RL logo

Introduction

Readings

[@sutton2018reinforcement§9.4-9.5.0, pp. 204-210] book
[@sutton2018reinforcement§9.5.3-9.5.4, pp. 215-222] book
[@sutton2018reinforcement§9.7, pp. 223-228] book

This is not a video lecture or notes for a learning goal. This is however my attempts to cover some material from the readings from chapter 9 of [@sutton2018reinforcement] mentioned above.

I’ve added this material about a year after completing the specialization as I have been taking a course on deep reinforcement learning. I had felt that the material in this course had been both challenging on occasion and rather basic on others.

I don’t think I would have would have gone ahead and created this unit without looking at the material by Shangtong Zhang at https://github.com/ShangtongZhang/reinforcement-learning-an-introduction In which he reproduced some of the figures from the book. However this is my own implementation and though similar to some of the course material - I follow the Coursera Honor code and this is not likely to be much help to anyone working on the programming assignments which is a different environment, uses RL-glue and an implementation of tile coding.

What I felt was that I was not happy about the basics in this chapter. This includes the parameterization of the value function, the convergence results regarding linear function approximation. The ideas about why TD is a semi-gradient method etc.

I am also having many idea about both creating algorithms for creating features for RL environments. As I get familiar with gridwolds, atari games, sokoban etc I had many good ideas for making progress in both these environments and for improving algorithms for more general cases.

For example it appears that in many papers it turns out the agents are not learning very basic abilities. My DQN agent for space invaders was very poor at shooting bullets. I had an few ideas that should make a big difference. Like adding features for bullets, the invaders and so on. This are kind of challenging to implement in the current gymnasium environments. However I soon had a much more interesting idea that seems to be good for many of the atari environments and quite possibly even more broadly to most cnn based agents.

In brief this would combine
- a multiframe YOLO,
- a generelised value function to replace YOLO’s supervision
- a ‘robust’ causal attention mechanism to decide which pixels are more or less important
  - dropping them would not impact performance. e.g. bullets
  - which affect survival e.g. certain bullets
  - for scoring e.g. mother ship
  - which ones we can influence e.g. standing under an invader gets it to shoot at us.

Note this is not the causal attention mechanism from NLP where one censored the future inputs but rather a mechanism that decides which pixels represent features that are potentialy the cause of the future states.

Clearly this Algorithm and its parts need to be worked out in a very simple environment. The YOLO part is all about modeling features using bounding boxes via a single pass.

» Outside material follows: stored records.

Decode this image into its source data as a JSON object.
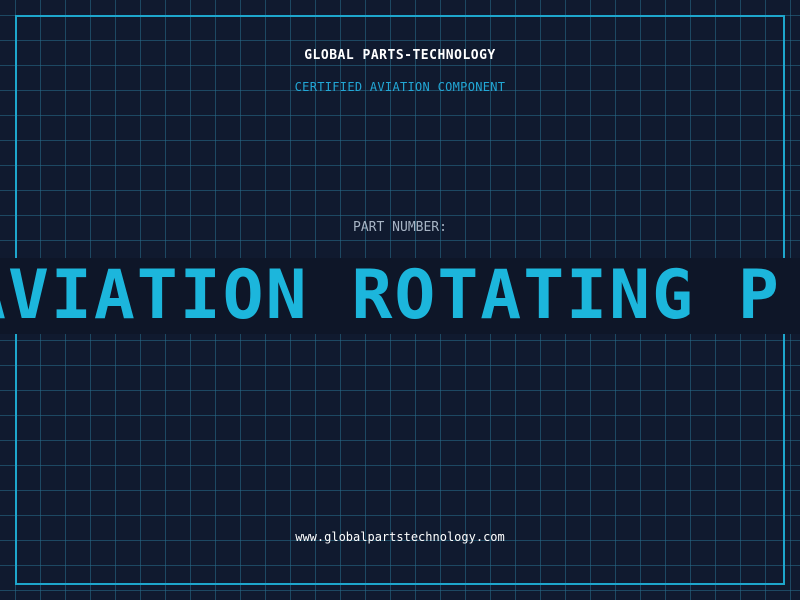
{
  "header": {
    "company_name": "GLOBAL PARTS-TECHNOLOGY",
    "subtitle": "CERTIFIED AVIATION COMPONENT"
  },
  "part": {
    "label": "PART NUMBER:",
    "value": "AVIATION ROTATING P"
  },
  "footer": {
    "website": "www.globalpartstechnology.com"
  },
  "colors": {
    "background": "#101a2f",
    "grid": "#286e8c",
    "accent": "#1cb6dc",
    "frame": "#1ea6cc"
  }
}
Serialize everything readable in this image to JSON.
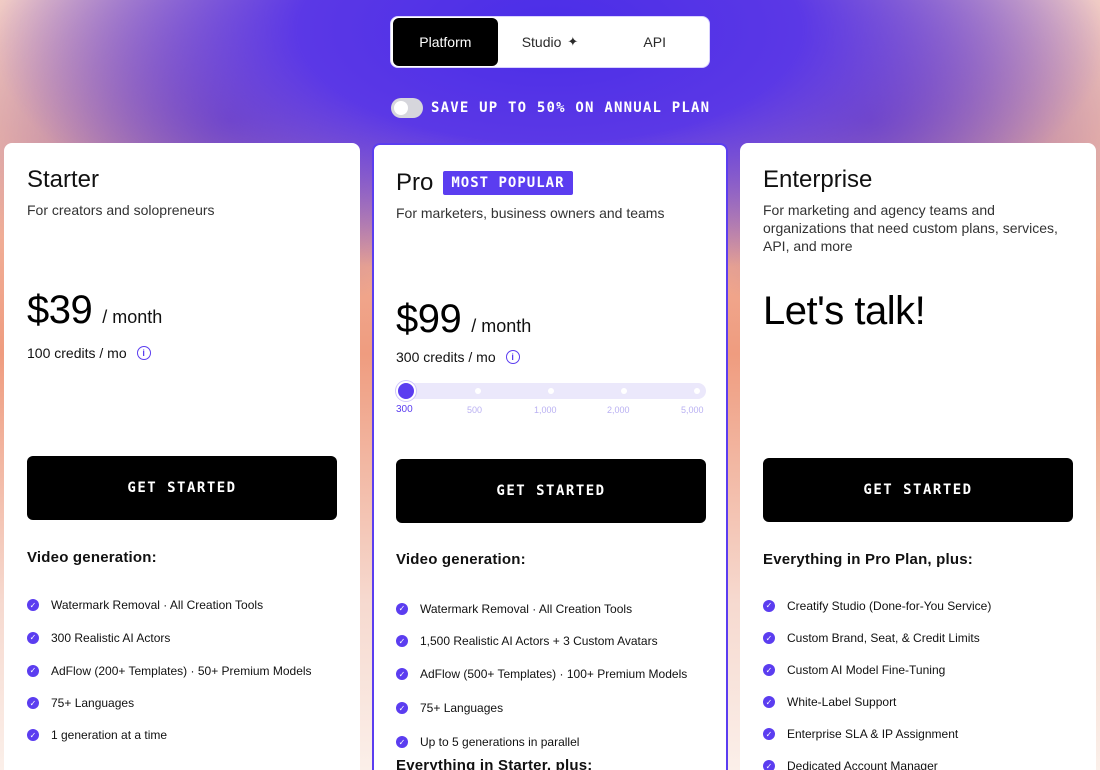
{
  "tabs": [
    {
      "label": "Platform",
      "active": true
    },
    {
      "label": "Studio",
      "icon": "sparkle-icon",
      "glyph": "✦"
    },
    {
      "label": "API"
    }
  ],
  "annual": {
    "label": "SAVE UP TO 50% ON ANNUAL PLAN",
    "enabled": false
  },
  "colors": {
    "accent": "#5b3df0",
    "cta": "#000000"
  },
  "plans": {
    "starter": {
      "name": "Starter",
      "description": "For creators and solopreneurs",
      "price": "$39",
      "period": "/ month",
      "credits": "100 credits / mo",
      "cta": "GET STARTED",
      "section_title": "Video generation:",
      "features": [
        "Watermark Removal · All Creation Tools",
        "300 Realistic AI Actors",
        "AdFlow (200+ Templates) · 50+ Premium Models",
        "75+ Languages",
        "1 generation at a time"
      ]
    },
    "pro": {
      "name": "Pro",
      "badge": "MOST POPULAR",
      "description": "For marketers, business owners and teams",
      "price": "$99",
      "period": "/ month",
      "credits": "300 credits / mo",
      "slider": {
        "stops": [
          "300",
          "500",
          "1,000",
          "2,000",
          "5,000"
        ],
        "selected": "300"
      },
      "cta": "GET STARTED",
      "section_title": "Video generation:",
      "features": [
        "Watermark Removal · All Creation Tools",
        "1,500 Realistic AI Actors + 3 Custom Avatars",
        "AdFlow (500+ Templates) · 100+ Premium Models",
        "75+ Languages",
        "Up to 5 generations in parallel"
      ],
      "section_title_2": "Everything in Starter, plus:"
    },
    "enterprise": {
      "name": "Enterprise",
      "description": "For marketing and agency teams and organizations that need custom plans, services, API, and more",
      "headline": "Let's talk!",
      "cta": "GET STARTED",
      "section_title": "Everything in Pro Plan, plus:",
      "features": [
        "Creatify Studio (Done-for-You Service)",
        "Custom Brand, Seat, & Credit Limits",
        "Custom AI Model Fine-Tuning",
        "White-Label Support",
        "Enterprise SLA & IP Assignment",
        "Dedicated Account Manager"
      ]
    }
  }
}
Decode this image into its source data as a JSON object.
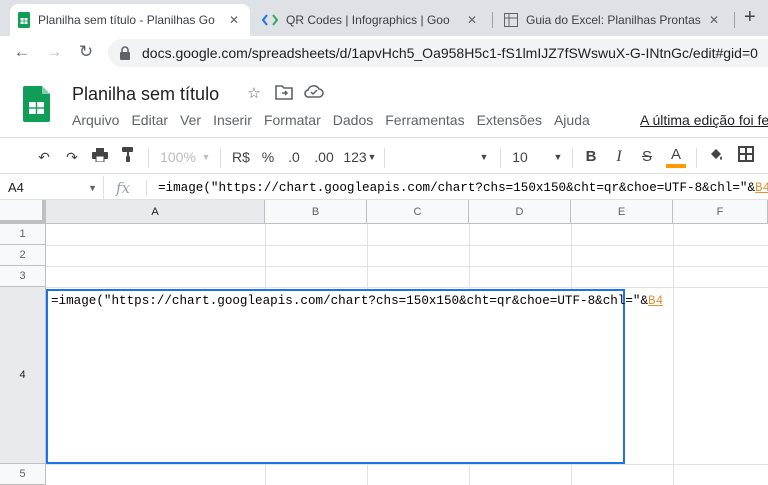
{
  "browser": {
    "tabs": [
      {
        "title": "Planilha sem título - Planilhas Go",
        "icon": "sheets-icon",
        "active": true
      },
      {
        "title": "QR Codes | Infographics | Goo",
        "icon": "code-icon",
        "active": false
      },
      {
        "title": "Guia do Excel: Planilhas Prontas",
        "icon": "excel-icon",
        "active": false
      }
    ],
    "close_glyph": "✕",
    "new_tab_glyph": "+",
    "url": "docs.google.com/spreadsheets/d/1apvHch5_Oa958H5c1-fS1lmIJZ7fSWswuX-G-INtnGc/edit#gid=0"
  },
  "doc": {
    "title": "Planilha sem título",
    "menu": [
      "Arquivo",
      "Editar",
      "Ver",
      "Inserir",
      "Formatar",
      "Dados",
      "Ferramentas",
      "Extensões",
      "Ajuda"
    ],
    "last_edit": "A última edição foi fe"
  },
  "toolbar": {
    "zoom": "100%",
    "currency": "R$",
    "percent": "%",
    "dec_less": ".0",
    "dec_more": ".00",
    "more_formats": "123",
    "font_size": "10",
    "bold": "B",
    "italic": "I",
    "strike": "S",
    "text_color": "A",
    "text_color_bar": "#ff9900"
  },
  "formula_bar": {
    "cell_ref": "A4",
    "fx": "fx",
    "formula_prefix": "=image(\"https://chart.googleapis.com/chart?chs=150x150&cht=qr&choe=UTF-8&chl=\"&",
    "formula_ref": "B4"
  },
  "grid": {
    "columns": [
      "A",
      "B",
      "C",
      "D",
      "E",
      "F"
    ],
    "rows": [
      "1",
      "2",
      "3",
      "4",
      "5"
    ],
    "selected_column": "A",
    "selected_row": "4",
    "active_cell": {
      "text_prefix": "=image(\"https://chart.googleapis.com/chart?chs=150x150&cht=qr&choe=UTF-8&chl=\"&",
      "text_ref": "B4"
    }
  },
  "colors": {
    "accent": "#1a73e8",
    "sheets_green": "#0f9d58",
    "ref_orange": "#e69138"
  }
}
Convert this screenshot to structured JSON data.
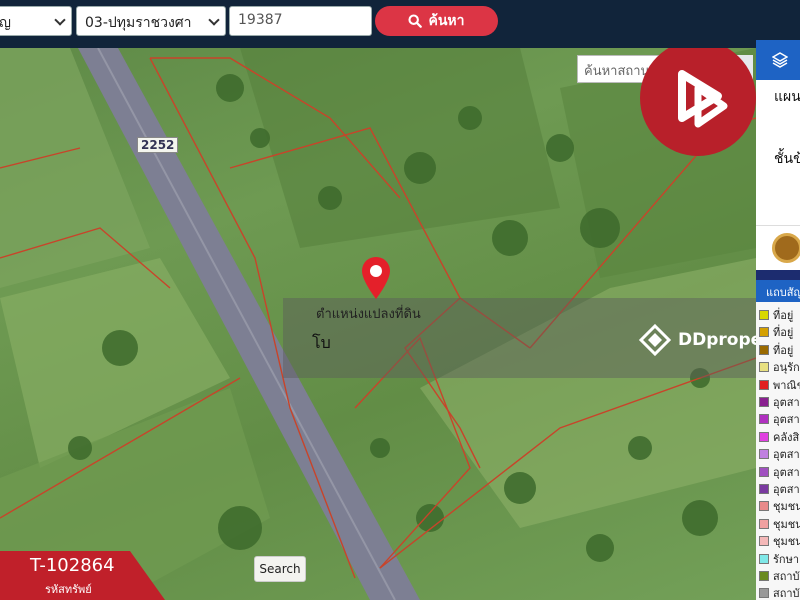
{
  "toolbar": {
    "province_value": "ญ",
    "district_value": "03-ปทุมราชวงศา",
    "id_value": "19387",
    "search_label": "ค้นหา"
  },
  "map": {
    "road_number": "2252",
    "place_search_placeholder": "ค้นหาสถานที่สำ",
    "pin_label": "ตำแหน่งแปลงที่ดิน",
    "band_text": "โบ",
    "watermark": "DDproperty",
    "listing_code": "T-102864",
    "listing_code_caption": "รหัสทรัพย์",
    "search_button": "Search"
  },
  "panel": {
    "line1": "แผน",
    "line2": "ชั้นข้",
    "legend_title": "แถบสัญ",
    "legend": [
      {
        "label": "ที่อยู่",
        "color": "#d8d800"
      },
      {
        "label": "ที่อยู่",
        "color": "#d4a000"
      },
      {
        "label": "ที่อยู่",
        "color": "#9a6a00"
      },
      {
        "label": "อนุรัก",
        "color": "#e8e080"
      },
      {
        "label": "พาณิช",
        "color": "#e02020"
      },
      {
        "label": "อุตสา",
        "color": "#8a2090"
      },
      {
        "label": "อุตสา",
        "color": "#b030c0"
      },
      {
        "label": "คลังสิ",
        "color": "#e040e0"
      },
      {
        "label": "อุตสา",
        "color": "#c080e0"
      },
      {
        "label": "อุตสา",
        "color": "#a050c0"
      },
      {
        "label": "อุตสา",
        "color": "#7a3aa0"
      },
      {
        "label": "ชุมชน",
        "color": "#e88a8a"
      },
      {
        "label": "ชุมชน",
        "color": "#f0a0a0"
      },
      {
        "label": "ชุมชน",
        "color": "#f4b8b8"
      },
      {
        "label": "รักษา",
        "color": "#80e8e8"
      },
      {
        "label": "สถาบั",
        "color": "#6a8a20"
      },
      {
        "label": "สถาบั",
        "color": "#999999"
      }
    ]
  }
}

The GVFs are to replace yolo supervision loss with a RL compatible loss and the causal attention to reduce the overfitting and speed up learning.

I decided that converting some of these simple environments to gymnasium environments would be a good way to kick start some of these ideas, more so as reviewing papers and talks by Adam and Martha White shows that most experiments in RL environments turn out to be too complicated and access to simple environments turns out to be the way to get the experiments started.

In this chapter we use a simple environment called the 1000 state Random walk. I implemented this independently in Python.

We also learned the MC prediction algorithm and the TD(0) algorithms for function approximation.

We will use these algorithms to learn the value function of the Random Walk 1000 environment. We will also use tile coding and coarse coding to create features for the Random Walk 1000 environment.

Feature Construction & linear Function approximation

Learning Objectives

In this module we consider environments that allow to consider simple state aggregationI’d like to cover the following topics:

create gymnasium compatible environment for the 1000 step Random Walk environment.
- This will allow to use it with many RL agents built using many libraries.
- I’d also want to extend this environment to include a neighborhood size parameter - this will set the bound how far a left or right step will move us.
- A dimension parameter to control dimensions of the state space. This can allow us to consider state aggregation in one two and three dimensions.
Plot the trajectory of the random walk.
Implement the function approximation environment for gymnasium.
- extend to looking at interpolation and regression problems in the context of RL. (How - using a different dataset loaded by pandas?) Time series, Tabular data, Clustering, Classification, Regression, Pricing with elasticity. Multi-dimensional data.
- This environment can be a basis for looking at how Temporal Abstraction aggregation play with function approximation in a highly simplified form.
- This is a fundamental issue that Doina Precup has raised in her talks as an ongoing area of research.
- So such an environment might be useful in testing how different approaches can handle these issues in an environment that is very close to supervised learning.
implement Gradient MC agent
implement Semi Gradient TD(0) agent
use these agents with and without state aggregation to learn the value function of the Random Walk 1000 environment.
implement coarse coding via tile coding to create features for the Random Walk 1000 environment.
implement use of polynomial features to create features for the Random Walk 1000 environment.
implement use of radial basis functions to create features for the Random Walk 1000 environment.
implement use of Fourier basis functions to create features for the Random Walk 1000 environment.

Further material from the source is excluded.